Ricchissima è la presenza di importanti monumenti: l'Abbazia di Pomposa, S. Apollinare in Classe, i centri storici di Mesola, Comacchio, Ravenna e Cervia.
Al confine con Rovigo si estende la Riserva Naturale del Bosco della Mesola, che in epoca estense faceva parte di un'unica foresta ricchissima di selvaggina. Ancor oggi si può ammirare il castello della Mesola, con il suo centro di educazione ambientale e il Museo del Cervo o Cervo delle Dune, che vive nel Gran Bosco.
 
 Protagonista assoluto è il leccio, ma si trovano anche ginepro, frassino, olmo, pioppo. La riserva ospita daini, tassi, puzzole, volpi e numerosi uccelli acquatici: aironi, nitticore, anatre, folaghe, picchi, upupe, gruccioni e martin pescatori. Il Bosco si può visitare a piedi o in bicicletta. Al suo interno anche percorsi per non vedenti. Quali altre attività si possono svolgere nel Parco?
 
Per chi ama pedalare, qui l’argine del fiume offre un percorso cicloturistico denominato "Destra Po" che da Stellata di Bondeno passando per Goro arriva a Gorino sino alla Lanterna Vecchia e, in barca, sino al Faro di Goro, ultimo lembo di terra proteso sul mare dove il fiume termina il suo viaggio per sfociare nell’Adriatico.
 L'Abbazia di Pomposa

 L'Abbazia di Pomposa

 
 L’antico borgo di pescatori di Goro è caratterizzato da un porto peschereccio tra i maggiori dell’Adriatico, habitat ideale per l'allevamento di cozze, ostriche e vongole che si possono comprare direttamente scaricate dalle navi. Da qui e dalla vicina Gorino i battelli turistici conducono il visitatore a godere i magnifici scorci dell’ambiente deltizio, sempre mutevoli e affascinanti.  
 
Lungo l’antica Strada Romea, ecco l’Abbazia di Pomposa, che rappresenta le vestigia di un monastero che nel Medioevo visse il suo maggior splendore. L' elegante complesso custodisce al suo interno un tesoro di affreschi trecenteschi ed un pavimento in mosaico e tarsia.
Verso sud, dietro le località balneari, si trova Comacchio, insediamento lagunare di epoca tardo-romana su tredici piccole isole, celebre per i suoi canali e i caratteristici monumenti, tra cui il ponte dei Trepponti. 
 
Attraverso il Ponte di San Pietro e l'argine di Valle Fattibello si raggiunge il centro visite delle Valli, Stazione Foce, da cui partono diversi itinerari di grande suggestione a piedi, in bicicletta o in motonave alla scoperta degli antichi casoni di valle, dove un tempo vivevano i pescatori.
 
Collegata alle valli, si trova la Salina, con il suo alternarsi di canali, dossi, vasche per la raccolta del prezioso oro bianco, e dove vivono indisturbati bellissimi esemplari di uccelli come i fenicotteri rosa. 
Una bella panoramica sulle Valli di Comacchio si può avere percorrendo il margine occidentale fino a raggiungere l'argine del fiume Reno a sud, da cui si gode la vista della lunga penisola di Boscoforte.

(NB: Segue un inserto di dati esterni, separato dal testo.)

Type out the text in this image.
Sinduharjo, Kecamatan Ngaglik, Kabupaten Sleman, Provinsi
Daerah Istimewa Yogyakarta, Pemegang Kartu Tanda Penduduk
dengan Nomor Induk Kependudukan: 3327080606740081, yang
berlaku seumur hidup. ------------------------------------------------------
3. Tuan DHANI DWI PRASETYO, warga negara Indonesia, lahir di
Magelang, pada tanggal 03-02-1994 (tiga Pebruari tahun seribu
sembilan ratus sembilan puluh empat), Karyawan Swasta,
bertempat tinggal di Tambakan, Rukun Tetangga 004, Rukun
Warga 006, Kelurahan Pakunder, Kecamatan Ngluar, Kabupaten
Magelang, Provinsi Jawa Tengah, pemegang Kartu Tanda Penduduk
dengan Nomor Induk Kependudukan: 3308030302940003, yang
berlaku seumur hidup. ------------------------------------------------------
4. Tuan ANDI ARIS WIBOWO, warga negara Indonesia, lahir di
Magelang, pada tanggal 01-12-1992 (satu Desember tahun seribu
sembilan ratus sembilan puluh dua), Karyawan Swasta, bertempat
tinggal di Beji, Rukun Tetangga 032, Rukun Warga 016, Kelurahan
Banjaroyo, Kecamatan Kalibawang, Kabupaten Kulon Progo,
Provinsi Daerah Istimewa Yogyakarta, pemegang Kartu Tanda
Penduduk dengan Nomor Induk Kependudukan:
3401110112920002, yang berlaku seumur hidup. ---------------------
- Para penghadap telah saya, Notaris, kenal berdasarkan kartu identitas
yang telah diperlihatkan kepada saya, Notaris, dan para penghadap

Al confine con la provincia di Ravenna, sorge Argenta, con le sue oasi naturalistiche, pievi, santuari e musei. 
 
Lungo la via Cardinala si trovano le tappe più importanti della sesta stazione del Parco del Delta del Po: il Museo di documentazione storica della Bonifica nell'Impianto Idrovoro di Saiarino, il Parco della Pieve di San Giorgio e il cuore organizzativo dell'Ecomuseo, il Museo delle Valli con l'annessa Oasi di Val Campotto, grande specchio lacustre dove trovano rifugio uccelli acquatici, in un ambiente circondato da olmi, pioppi, frassini.